Go web客户端进阶
由于上一节的 web 客户端相当简单并没有任何灵活性,在这节您将学习如何更优雅的读取一个 URL,不使用 http.Get() 函数并且没有更多选项。这个演示程序命名为 advancedWelClient.go
,并分为五个部分展示。
advancedWebClient.go
的第一部份包含如下代码:
package main
import (
"fmt"
"net/http"
"net/http/httputil"
"net/url"
"os"
"path/filepath"
"strings"
"time"
)
advancedWebClient.go
的第二部分如下:
func main() {
if len(os.Args) != 2 {
fmt.Printf("Usage: %s URL\n", filepath.Base(os.Args[0]))
return
}
URL, err := url.Parse(os.Args[1])
if err != nil {
fmt.Println("Error in parsing:", err)
return
}
advancedWebClient.go
的第三部分代码如下:
c := &http.Client{
Timeout: 15 * time.Second,
}
request, err := http.NewRequest("GET", URL.String(), nil)
if err != nil {
fmt.Println("Get:", err)
return
}
httpData, err := c.Do(request)
if err != nil {
fmt.Println("Error in Do():", err)
return
}
http.NewRequest()
函数返回一个 http.Request
对象,它被赋予一个请求方法,一个 URL 和一个可选的消息体。http.Do()
函数使用 http.Client
对象发送一个 HTTP 请求(htt.Request),并获得一个 HTTP 响应(http.Response)。http.Do()
以一种更易理解的方式做了 http.Get()
的工作。
在 http.NewRequest()
使用的 GET
字符串可以用 http.MethodGet
替换。
advancedWebClient.go
的第四部分包含代码如下:
fmt.Println("Status code:", httpData.Status)

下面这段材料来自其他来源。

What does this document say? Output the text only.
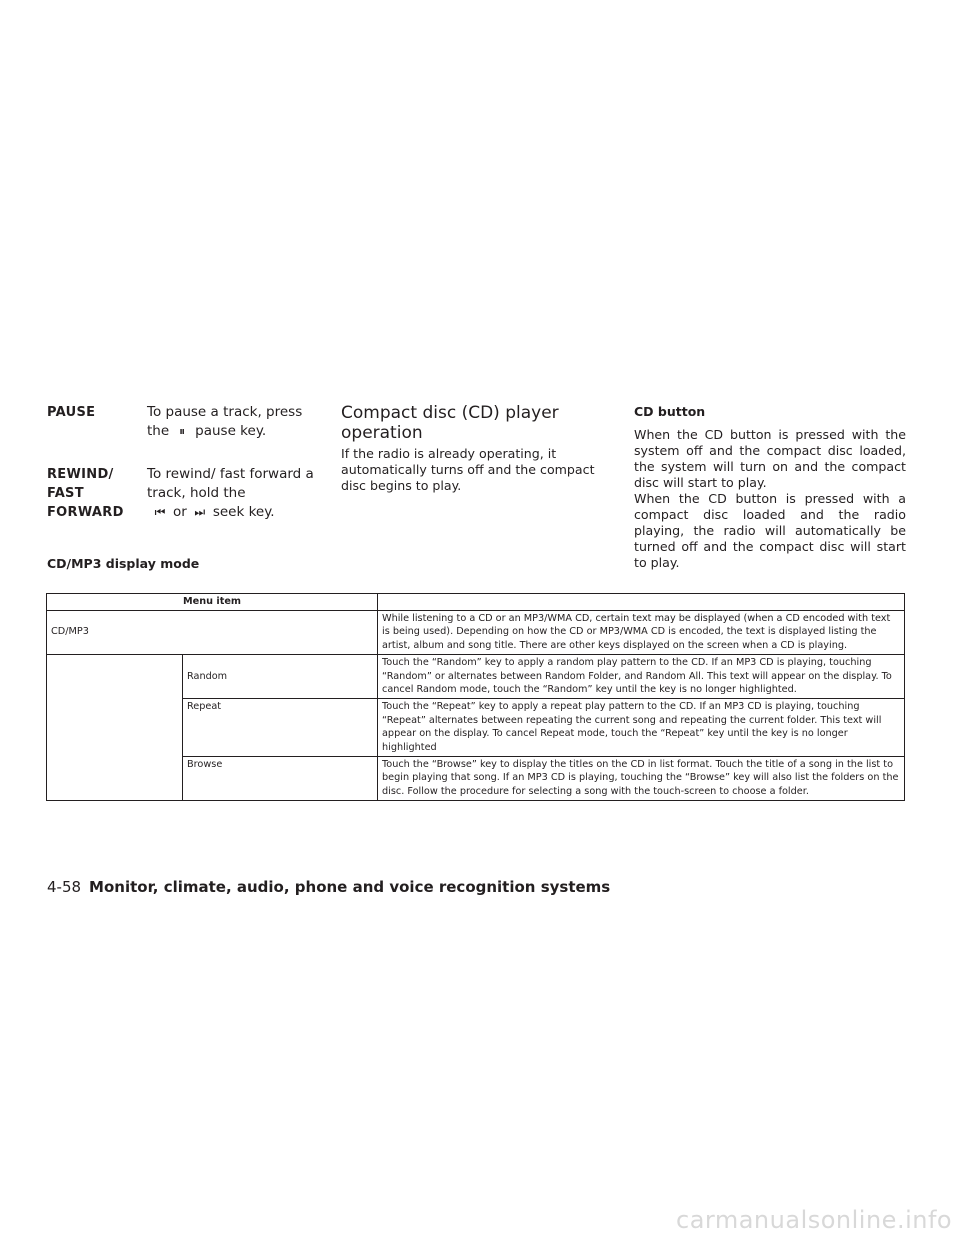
PAUSE	To pause a track, press the ⏸ pause key.
REWIND/
FAST
FORWARD
To rewind/ fast forward a track, hold the
⏮ or ⏭ seek key.
Compact disc (CD) player operation
If the radio is already operating, it automatically turns off and the compact disc begins to play.
CD button
When the CD button is pressed with the system off and the compact disc loaded, the system will turn on and the compact disc will start to play.
When the CD button is pressed with a compact disc loaded and the radio playing, the radio will automatically be turned off and the compact disc will start to play.
CD/MP3 display mode
Menu item		
CD/MP3		While listening to a CD or an MP3/WMA CD, certain text may be displayed (when a CD encoded with text is being used). Depending on how the CD or MP3/WMA CD is encoded, the text is displayed listing the artist, album and song title. There are other keys displayed on the screen when a CD is playing.
	Random	Touch the “Random” key to apply a random play pattern to the CD. If an MP3 CD is playing, touching “Random” or alternates between Random Folder, and Random All. This text will appear on the display. To cancel Random mode, touch the “Random” key until the key is no longer highlighted.
	Repeat	Touch the “Repeat” key to apply a repeat play pattern to the CD. If an MP3 CD is playing, touching “Repeat” alternates between repeating the current song and repeating the current folder. This text will appear on the display. To cancel Repeat mode, touch the “Repeat” key until the key is no longer highlighted
	Browse	Touch the “Browse” key to display the titles on the CD in list format. Touch the title of a song in the list to begin playing that song. If an MP3 CD is playing, touching the “Browse” key will also list the folders on the disc. Follow the procedure for selecting a song with the touch-screen to choose a folder.
4-58 Monitor, climate, audio, phone and voice recognition systems
carmanualsonline.info
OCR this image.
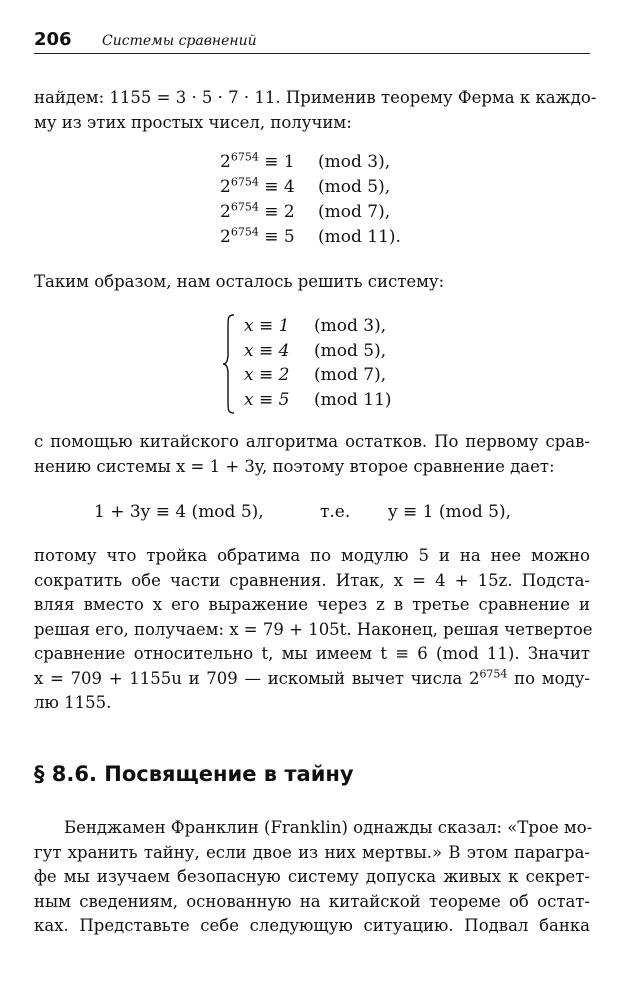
206 Системы сравнений
найдем: 1155 = 3 · 5 · 7 · 11. Применив теорему Ферма к каждо-
му из этих простых чисел, получим:
$2^{6754} \equiv 1$ (mod 3),
$2^{6754} \equiv 4$ (mod 5),
$2^{6754} \equiv 2$ (mod 7),
$2^{6754} \equiv 5$ (mod 11).
Таким образом, нам осталось решить систему:
x ≡ 1 (mod 3),
x ≡ 4 (mod 5),
x ≡ 2 (mod 7),
x ≡ 5 (mod 11)
с помощью китайского алгоритма остатков. По первому срав-
нению системы x = 1 + 3y, поэтому второе сравнение дает:
1 + 3y ≡ 4 (mod 5),	т.е. y ≡ 1 (mod 5),
потому что тройка обратима по модулю 5 и на нее можно
сократить обе части сравнения. Итак, x = 4 + 15z. Подста-
вляя вместо x его выражение через z в третье сравнение и
решая его, получаем: x = 79 + 105t. Наконец, решая четвертое
сравнение относительно t, мы имеем t ≡ 6 (mod 11). Значит
x = 709 + 1155u и 709 — искомый вычет числа $2^{6754}$ по моду-
лю 1155.
§ 8.6. Посвящение в тайну
Бенджамен Франклин (Franklin) однажды сказал: «Трое мо-
гут хранить тайну, если двое из них мертвы.» В этом паpагра-
фе мы изучаем безопасную систему допуска живых к секрет-
ным сведениям, основанную на китайской теореме об остат-
ках. Представьте себе следующую ситуацию. Подвал банка
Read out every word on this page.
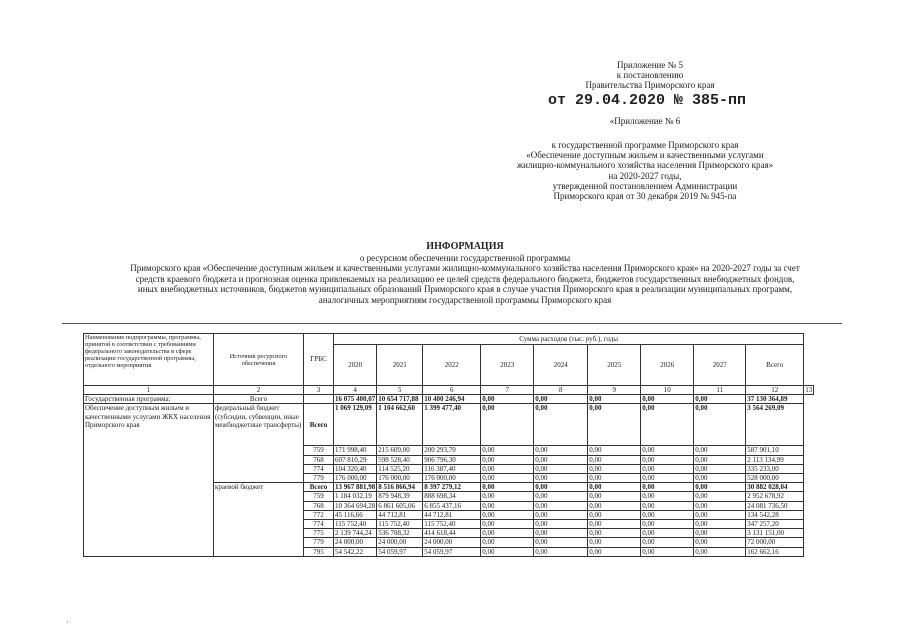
Приложение № 5
к постановлению
Правительства Приморского края
от 29.04.2020 № 385-пп
«Приложение № 6
к государственной программе Приморского края
«Обеспечение доступным жильем и качественными услугами
жилищно-коммунального хозяйства населения Приморского края»
на 2020-2027 годы,
утвержденной постановлением Администрации
Приморского края от 30 декабря 2019 № 945-па
ИНФОРМАЦИЯ
о ресурсном обеспечении государственной программы
Приморского края «Обеспечение доступным жильем и качественными услугами жилищно-коммунального хозяйства населения Приморского края» на 2020-2027 годы за счет
средств краевого бюджета и прогнозная оценка привлекаемых на реализацию ее целей средств федерального бюджета, бюджетов государственных внебюджетных фондов,
иных внебюджетных источников, бюджетов муниципальных образований Приморского края в случае участия Приморского края в реализации муниципальных программ,
аналогичных мероприятиям государственной программы Приморского края
Наименование подпрограммы, программы, принятой в соответствии с требованиями федерального законодательства в сфере реализации государственной программы, отдельного мероприятия	Источник ресурсного обеспечения	ГРБС	Сумма расходов (тыс. руб.), годы									
			2020	2021	2022	2023	2024	2025	2026	2027	Всего	
1	2	3	4	5	6	7	8	9	10	11	12	13
Государственная программа:	Всего		16 075 400,07	10 654 717,88	10 400 246,94	0,00	0,00	0,00	0,00	0,00	37 130 364,89	
Обеспечение доступным жильем и качественными услугами ЖКХ населения Приморского края	федеральный бюджет (субсидии, субвенции, иные межбюджетные трансферты)	Всего	1 069 129,09	1 104 662,60	1 399 477,40	0,00	0,00	0,00	0,00	0,00	3 564 269,09	
		759	171 998,40	215 609,00	200 293,70	0,00	0,00	0,00	0,00	0,00	587 901,10	
		768	607 810,29	598 528,40	906 796,30	0,00	0,00	0,00	0,00	0,00	2 113 134,99	
		774	104 320,40	114 525,20	116 387,40	0,00	0,00	0,00	0,00	0,00	335 233,00	
		779	176 000,00	176 000,00	176 000,00	0,00	0,00	0,00	0,00	0,00	528 000,00	
	краевой бюджет	Всего	13 967 881,98	8 516 866,94	8 397 279,12	0,00	0,00	0,00	0,00	0,00	30 882 028,04	
		759	1 184 032,19	879 948,39	888 698,34	0,00	0,00	0,00	0,00	0,00	2 952 678,92	
		768	10 364 694,28	6 861 605,06	6 855 437,16	0,00	0,00	0,00	0,00	0,00	24 081 736,50	
		772	45 116,66	44 712,81	44 712,81	0,00	0,00	0,00	0,00	0,00	134 542,28	
		774	115 752,40	115 752,40	115 752,40	0,00	0,00	0,00	0,00	0,00	347 257,20	
		775	2 139 744,24	536 788,32	414 618,44	0,00	0,00	0,00	0,00	0,00	3 131 151,00	
		779	24 000,00	24 000,00	24 000,00	0,00	0,00	0,00	0,00	0,00	72 000,00	
		795	54 542,22	54 059,97	54 059,97	0,00	0,00	0,00	0,00	0,00	162 662,16	
·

header, _ := httputil.DumpResponse(httpData, false)
fmt.Println(string(header))
contentType := httpData.Header.Get("Content-Type")
characterSet := strings.SplitAfter(contentType, "charset=")
if len(characterSet) > 1 {
fmt.Println("Character Set:", characterSet[1])
}
if httpData.ContentLength == -1 {
fmt.Println("ContentLength is unknown!")
} else {
fmt.Println("ContentLength:", httpData.ContentLength)
}
上面这段代码,您能看到如何开始搜索服务器响应来找到我们想要的。
advancedWebClient.go
的最后一部分如下:
length := 0
var buffer [1024]byte
r := httpData.Body
for {
n, err := r.Read(buffer[0:])
if err != nil {
fmt.Println(err)
break
}
length = length + n
}
fmt.Println("Calculated response data length:", length)
}
上面这段代码,您能看到一个计算服务器 HTTP 响应大小的技巧。如果您想显示这个 HTML 输出在您的屏幕上,您可以打印这个 r
buffer 变量内容。
使用 advancedWebClient.go
访问一个 web 页面将产生如下比之前更丰富的输出:
$ go run advancedWebClient.go http://www.mtsoukalos.eu
Status code: 200 OK
HTTP/1.1 200 OK
Accept-Ranges: bytes
Age: 0
Cache-Control: no-cache, must-revalidate
Connection: keep-alive
Content-Language: en
Content-Type: text/html; charset=utf-8
Date: Sat, 24 Mar 2018 18:52:17 GMT
Expires: Sun, 19 Nov 1978 05:00:00 GMT
Server: Apache/2.4.25 (Debian) PHP/5.6.33-0+deb8u1 mod_wsgi/4.5.11 Python/2.7
Vary: Accept-Encoding
Via: 1.1 varnish (Varnish/5.0)
X-Content-Type-Options: nosniff
X-Frame-Options: SAMEORIGIN
X-Generator: Drupal 7 (http://drupal.org)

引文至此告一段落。